1年の半分を終え、さらに7月も半分を終え、プロ野球は16日から後半戦がスタートします。特にセ・リーグは1強状態の広島を巨人、阪神らだんごレースを続ける5球団のうち、どこがしっかり追う態勢に入るのか。興味は尽きません。個人的にはやはりここ数年のライバル対決となった広島-阪神で優勝を争う状況になれば楽しいな、と思っています。

 その広島-阪神戦の話です。両球団にとっては後半戦ラストとなっていた7月9日からの3連戦が西日本豪雨の影響で中止になりました。災害関連のニュースとして流れましたが、今更ですが、これはすごいことです。

豪雨災害の影響のため阪神3連戦が中止となり発売所の前に案内が張り出される(2018年7月9日撮影)
豪雨災害の影響のため阪神3連戦が中止となり発売所の前に案内が張り出される(2018年7月9日撮影)

 マツダスタジアム周辺は被害が少なく、強行しようと思えばやれないことはなかったのではと思います。しかし在来線がストップしていたことや、県内で被災した人が多かったことなどを配慮してスパッと中止を決めたのです。

 そう聞けば「そうだろうな」と思いますが、プロ野球が興行であることを考えれば、これはなかなか簡単なことではありません。正直、他球団だったらどうだったろうと想像しました。この決定が出たとき、広島担当経験のある記者たちと「さすがカープやな」という話をしました。

 12球団にあっても松田元という強力なリーダーがいる広島ならではの決定だったと思います。「広島の人たちとともにある」といつも繰り返す松田オーナーの顔を思い浮かべていました。

 興行自体が常にそうですが、人を楽しませる催し物は常に災害の影響を受けます。苦しんでいる人がいるときに、自分たちだけ楽しんでいいのか、という考えがあるからです。特に、なんだかんだ言っても老若男女がいっしょになって楽しめるプロ野球は今も国民的娯楽だけに、その影響は大きいと思います。

 しかし同時に災害と、そこから立ち上がろうとする人々との間にプロ野球が存在するのも事実です。
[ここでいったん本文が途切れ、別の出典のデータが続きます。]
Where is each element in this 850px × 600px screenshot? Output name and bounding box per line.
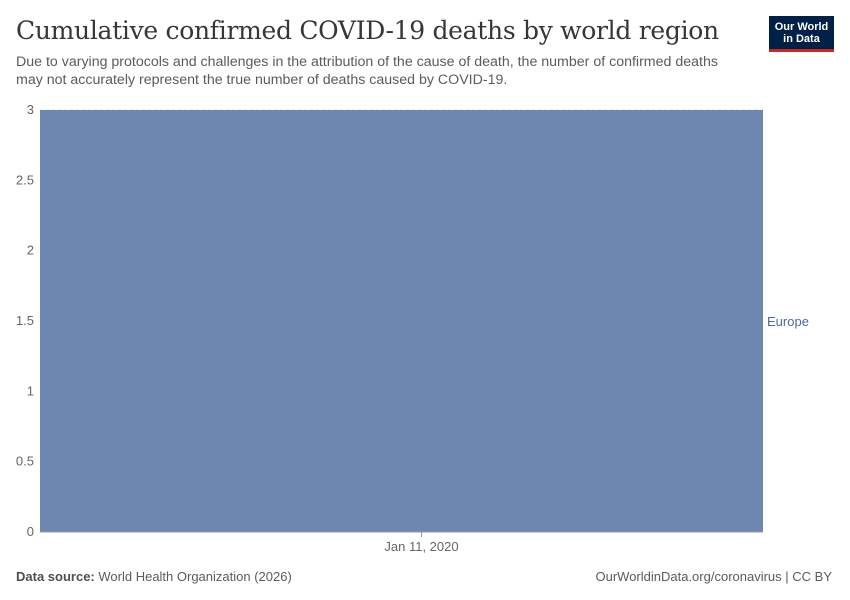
y-tick-label: 1 xyxy=(27,383,34,398)
x-tick-label: Jan 11, 2020 xyxy=(384,539,458,554)
data-source-label: Data source: xyxy=(16,569,95,584)
logo-line-1: Our World xyxy=(774,21,829,33)
y-tick-label: 1.5 xyxy=(16,313,34,328)
footer-separator: | xyxy=(781,569,793,584)
footer-links: OurWorldinData.org/coronavirus | CC BY xyxy=(595,569,832,584)
chart-subtitle: Due to varying protocols and challenges … xyxy=(16,54,718,88)
source-url-link[interactable]: OurWorldinData.org/coronavirus xyxy=(595,569,782,584)
logo-line-2: in Data xyxy=(783,33,820,45)
chart-title: Cumulative confirmed COVID-19 deaths by … xyxy=(16,16,719,45)
y-tick-label: 0 xyxy=(27,524,34,539)
owid-logo[interactable]: Our World in Data xyxy=(769,16,834,52)
y-tick-label: 2.5 xyxy=(16,172,34,187)
series-label-europe: Europe xyxy=(767,314,809,329)
y-tick-label: 0.5 xyxy=(16,454,34,469)
area-europe xyxy=(40,110,763,532)
data-source-text: World Health Organization (2026) xyxy=(98,569,292,584)
data-source: Data source: World Health Organization (… xyxy=(16,569,292,584)
license-link[interactable]: CC BY xyxy=(792,569,832,584)
y-tick-label: 2 xyxy=(27,243,34,258)
y-tick-label: 3 xyxy=(27,102,34,117)
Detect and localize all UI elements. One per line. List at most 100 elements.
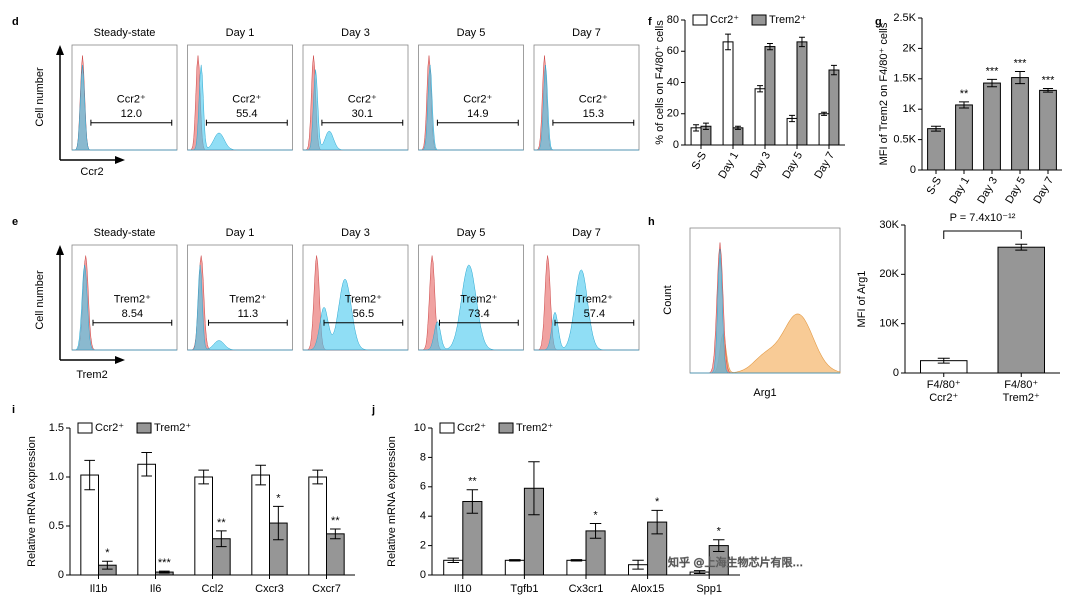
- histogram-sample: [187, 264, 293, 351]
- gate-value: 55.4: [236, 108, 257, 120]
- panel-label: e: [12, 216, 18, 228]
- significance: *: [717, 526, 722, 538]
- error-bar: [102, 560, 113, 570]
- error-bar: [570, 559, 583, 562]
- histogram-title: Day 3: [341, 27, 370, 39]
- panel-label: d: [12, 16, 19, 28]
- y-tick-label: 10: [414, 422, 426, 434]
- bar: [308, 476, 327, 576]
- significance: ***: [986, 65, 1000, 77]
- y-tick-label: 0: [910, 164, 916, 176]
- axis-title: % of cells on F4/80⁺ cells: [654, 20, 666, 145]
- significance: **: [960, 88, 969, 100]
- bar: [732, 127, 744, 146]
- arrow-head: [115, 356, 125, 364]
- significance: **: [331, 515, 340, 527]
- bar: [326, 533, 345, 576]
- x-tick-label: Trem2⁺: [1003, 392, 1040, 404]
- x-tick-label: Day 3: [975, 175, 1000, 206]
- error-bar: [830, 64, 837, 76]
- histogram-sample: [72, 264, 177, 351]
- x-tick-label: S-S: [690, 150, 710, 172]
- gate-label: Trem2⁺: [460, 294, 497, 306]
- error-bar: [255, 464, 266, 486]
- bar: [796, 41, 808, 146]
- histogram-sample: [418, 64, 524, 151]
- gate-value: 12.0: [121, 108, 142, 120]
- y-tick-label: 0: [58, 569, 64, 581]
- x-tick-label: F4/80⁺: [1004, 379, 1038, 391]
- error-bar: [821, 111, 828, 116]
- significance: *: [593, 509, 598, 521]
- x-tick-label: Cx3cr1: [569, 583, 604, 595]
- histogram-title: Steady-state: [94, 227, 156, 239]
- histogram-title: Steady-state: [94, 27, 156, 39]
- error-bar: [528, 461, 540, 516]
- gate-label: Ccr2⁺: [579, 94, 608, 106]
- gate-value: 57.4: [584, 308, 605, 320]
- error-bar: [937, 357, 950, 364]
- error-bar: [1014, 71, 1026, 85]
- significance: **: [217, 517, 226, 529]
- x-tick-label: Day 1: [716, 150, 741, 181]
- y-tick-label: 2K: [903, 42, 917, 54]
- y-tick-label: 10K: [879, 318, 899, 330]
- bar: [818, 113, 830, 146]
- legend-label: Trem2⁺: [154, 422, 191, 434]
- histogram-sample: [72, 64, 177, 151]
- y-tick-label: 0: [893, 367, 899, 379]
- x-tick-label: Ccl2: [201, 583, 223, 595]
- error-bar: [141, 452, 152, 477]
- gate-value: 11.3: [238, 308, 259, 320]
- bar: [194, 476, 214, 576]
- arrow-head: [56, 245, 64, 255]
- y-tick-label: 20K: [879, 268, 899, 280]
- bar: [1039, 89, 1057, 171]
- panel-label: h: [648, 216, 655, 228]
- bar: [955, 104, 973, 171]
- error-bar: [216, 530, 227, 548]
- x-tick-label: Il10: [454, 583, 472, 595]
- y-tick-label: 6: [420, 481, 426, 493]
- gate-value: 30.1: [352, 108, 373, 120]
- y-tick-label: 30K: [879, 219, 899, 231]
- legend-swatch: [136, 422, 152, 434]
- panel-label: g: [875, 16, 882, 28]
- bar: [997, 246, 1045, 374]
- panel-label: j: [371, 404, 375, 416]
- x-tick-label: Alox15: [631, 583, 665, 595]
- gate-label: Ccr2⁺: [232, 94, 261, 106]
- error-bar: [798, 36, 805, 48]
- x-tick-label: Day 7: [812, 150, 837, 181]
- y-tick-label: 60: [667, 45, 679, 57]
- y-tick-label: 2: [420, 540, 426, 552]
- y-tick-label: 0.5K: [893, 134, 916, 146]
- gate-value: 73.4: [468, 308, 489, 320]
- y-tick-label: 1.5: [49, 422, 64, 434]
- gate-value: 56.5: [353, 308, 374, 320]
- histogram-sample: [418, 264, 524, 351]
- bar: [137, 463, 157, 576]
- error-bar: [702, 122, 709, 130]
- axis-title: Ccr2: [80, 166, 103, 178]
- x-tick-label: Cxcr3: [255, 583, 284, 595]
- error-bar: [725, 33, 732, 51]
- error-bar: [159, 570, 170, 574]
- arrow-head: [56, 45, 64, 55]
- bar: [722, 41, 734, 146]
- gate-label: Trem2⁺: [229, 294, 266, 306]
- legend-swatch: [439, 422, 455, 434]
- gate-label: Trem2⁺: [114, 294, 151, 306]
- watermark: 知乎 @上海生物芯片有限...: [668, 555, 803, 569]
- legend-label: Trem2⁺: [769, 14, 806, 26]
- x-tick-label: Il6: [150, 583, 162, 595]
- x-tick-label: Day 1: [947, 175, 972, 206]
- histogram-sample: [303, 278, 408, 351]
- histogram-arg1: [690, 313, 841, 374]
- bar: [566, 559, 587, 576]
- x-tick-label: Day 5: [1003, 175, 1028, 206]
- error-bar: [693, 124, 700, 132]
- y-tick-label: 0: [673, 139, 679, 151]
- legend-label: Ccr2⁺: [457, 422, 486, 434]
少し振り返っても阪神・淡路大震災の95年に「がんばろう神戸」で頑張ったオリックス、そして東日本大震災から復興のシンボルとして輝いた楽天など、思い出すシーンは多いでしょう。

 そこでいつも思い出すのがイチローの言っていたことです。彼はこういう趣旨のことを言いました。

 「よく『プレーで希望と勇気を与える』などと言う選手たちがいますが、あれは少し違うと思います。それを与えることは誰にもできません。自分たちにできることは常に全力でプレーすることだけです。後は苦しんでいる方々から、それをどう見てもらえるか、ということ。どんな気持ちになるかはその方々でないと分からないんですから」

イチロー(1995年9月17日撮影)
イチロー(1995年9月17日撮影)

 イチローの言うことすべてが正しいとは思いませんが、この考え方には、大きく同感しました。言うまでもなく、野球に特に興味のない人からすれば、プロであれアマであれ、野球選手が「プレーで希望を与える!」と肩に力を入れて話す言葉に大きな意味はないと思うからです。

 念のため、付け加えますがイチローは95年、あと1勝すれば地元胴上げできるというグリーンスタジアム神戸(当時)での4連戦ですべて敗れ、「神戸での優勝を待っていた方々に申し訳ない」といって涙を流しました。すぐ横でその顔を見ていてこちらも泣いてしまったことを覚えています。

 野球の好きな人々、その中にあって苦しんでいる人々にプレーで、結果で、つらい現実を忘れられる瞬間を持ってもらう。それが選手にできることなのです。広島も阪神も他球団の選手もそれは同じ。さあ後半戦が楽しみです。